Les Madelinots ont une relation particulière avec leur coin de terre, une relation faite de vagues qui les y ramènent ou les en éloignent. La vie quotidienne, les études ou le travail amènent une partie d'entre nous à ne vivre les Îles qu'à temps partiel, pour de précieuses plages de temps où nous pouvons à nouveau y poser les pieds.
Je refais cette expérience depuis quelques années, maintenant, alors que j'apprends à habiter les Îles autrement, à distance. Ce que je constate, toutefois, c'est que même s'il est vrai que les Îles ont une identité particulière et difficile à reproduire, on n'arrête jamais vraiment d'y vivre. Je dirais même que pour une bonne quantité de Madelinots, la distance fait partie de notre expérience des Îles. Une majorité des gens de mon âge ont fait une partie de leur parcours scolaire à l'extérieur de l'archipel, et ont parfois poursuivi leur vie en dehors, dans ce mystérieux ailleurs qui nous intrigue tant quand on est jeune insulaire.

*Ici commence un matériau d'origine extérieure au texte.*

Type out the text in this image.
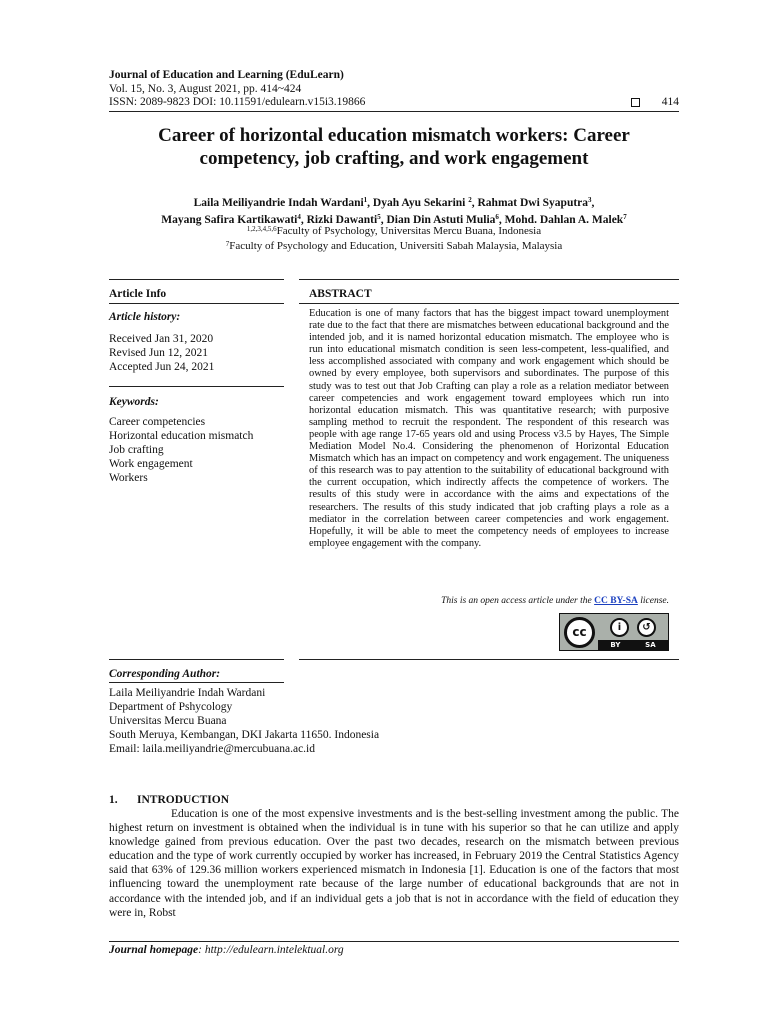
Journal of Education and Learning (EduLearn)
Vol. 15, No. 3, August 2021, pp. 414~424
ISSN: 2089-9823 DOI: 10.11591/edulearn.v15i3.19866	414
Career of horizontal education mismatch workers: Career competency, job crafting, and work engagement
Laila Meiliyandrie Indah Wardani$^1$, Dyah Ayu Sekarini $^2$, Rahmat Dwi Syaputra$^3$,
Mayang Safira Kartikawati$^4$, Rizki Dawanti$^5$, Dian Din Astuti Mulia$^6$, Mohd. Dahlan A. Malek$^7$
$^{1,2,3,4,5,6}$Faculty of Psychology, Universitas Mercu Buana, Indonesia
$^7$Faculty of Psychology and Education, Universiti Sabah Malaysia, Malaysia
Article Info	ABSTRACT
Article history:
Received Jan 31, 2020
Revised Jun 12, 2021
Accepted Jun 24, 2021
Keywords:
Career competencies
Horizontal education mismatch
Job crafting
Work engagement
Workers
Education is one of many factors that has the biggest impact toward unemployment rate due to the fact that there are mismatches between educational background and the intended job, and it is named horizontal education mismatch. The employee who is run into educational mismatch condition is seen less-competent, less-qualified, and less accomplished associated with company and work engagement which should be owned by every employee, both supervisors and subordinates. The purpose of this study was to test out that Job Crafting can play a role as a relation mediator between career competencies and work engagement toward employees which run into horizontal education mismatch. This was quantitative research; with purposive sampling method to recruit the respondent. The respondent of this research was people with age range 17-65 years old and using Process v3.5 by Hayes, The Simple Mediation Model No.4. Considering the phenomenon of Horizontal Education Mismatch which has an impact on competency and work engagement. The uniqueness of this research was to pay attention to the suitability of educational background with the current occupation, which indirectly affects the competence of workers. The results of this study were in accordance with the aims and expectations of the researchers. The results of this study indicated that job crafting plays a role as a mediator in the correlation between career competencies and work engagement. Hopefully, it will be able to meet the competency needs of employees to increase employee engagement with the company.
This is an open access article under the CC BY-SA license.
cc	i	↺
BY	SA
Corresponding Author:
Laila Meiliyandrie Indah Wardani
Department of Pshycology
Universitas Mercu Buana
South Meruya, Kembangan, DKI Jakarta 11650. Indonesia
Email: laila.meiliyandrie@mercubuana.ac.id
1. INTRODUCTION
Education is one of the most expensive investments and is the best-selling investment among the public. The highest return on investment is obtained when the individual is in tune with his superior so that he can utilize and apply knowledge gained from previous education. Over the past two decades, research on the mismatch between previous education and the type of work currently occupied by worker has increased, in February 2019 the Central Statistics Agency said that 63% of 129.36 million workers experienced mismatch in Indonesia [1]. Education is one of the factors that most influencing toward the unemployment rate because of the large number of educational backgrounds that are not in accordance with the intended job, and if an individual gets a job that is not in accordance with the field of education they were in, Robst
Journal homepage: http://edulearn.intelektual.org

Le rêve de revenir est ancré dans la culture de plusieurs Madelinots, même quand les conditions nous amènent à résider en ville. Certains se rassemblent dans des quartiers, comme par exemple à Verdun, dans Montréal, où une petite communauté de Madelinots s'est tranquillement forgée et se rassemble régulièrement. Dans mes premières années de vie à Québec, mes visites récurrentes à Place Laurier étaient l'occasion de recroiser des compatriotes en visite ou résidant dans les environs. Certaines de mes amitiés les plus solides sont d'ailleurs avec des Madelinots ayant trouvé un foyer à proximité du mien.
Même avec les inconnus que je croise et reconnais au détour d'un accent ou d'une expression, une certaine connivence naturelle s'installe. Nous reconnaissons en chacun une expérience similaire, malgré nos différences.
En ce sens, on aurait tort de dire que les Îles sont coupées du monde. Elles sont, du fait de leur distance par rapport au continent, dans une relation essentielle avec le reste du monde qui l'entoure. Les îles s'adaptent, interagissent avec le monde, et par leur caractère particulier, incitent à la création de ce que j'appellerais des résidences imaginaires : celles et ceux qui ont quitté les Îles forgent, en les écrivant comme en les racontant, de nouvelles manières de les vivre. Ça ne concerne pas que les écrivains : chaque fois qu'on répond à cette question, d'où est-ce que tu viens, chaque fois qu'on parle des Îles et de notre expérience de celles-ci, on se retrouve, pour un court instant, à les habiter à nouveau.
On a parfois tendance à penser que le paysage nous définit, mais nous oublions que nous définissons aussi ce paysage. Le paysage n'est pas qu'une expérience géographique ou esthétique. C'est quelque chose que chacun contribue à créer, au fil de sa manière de le raconter. Par exemple, je constate quand j'écris que je suis, à ma manière, ce conseil de l'écrivain Ian Fleming : pour écrire un livre, disait-il, il faut trouver un lieu qu'on veut absolument quitter et écrire jusqu'à s'en échapper. J'ai, un peu à l'opposé, trouvé un lieu où je souhaite absolument revenir, et j'écris pour le revisiter.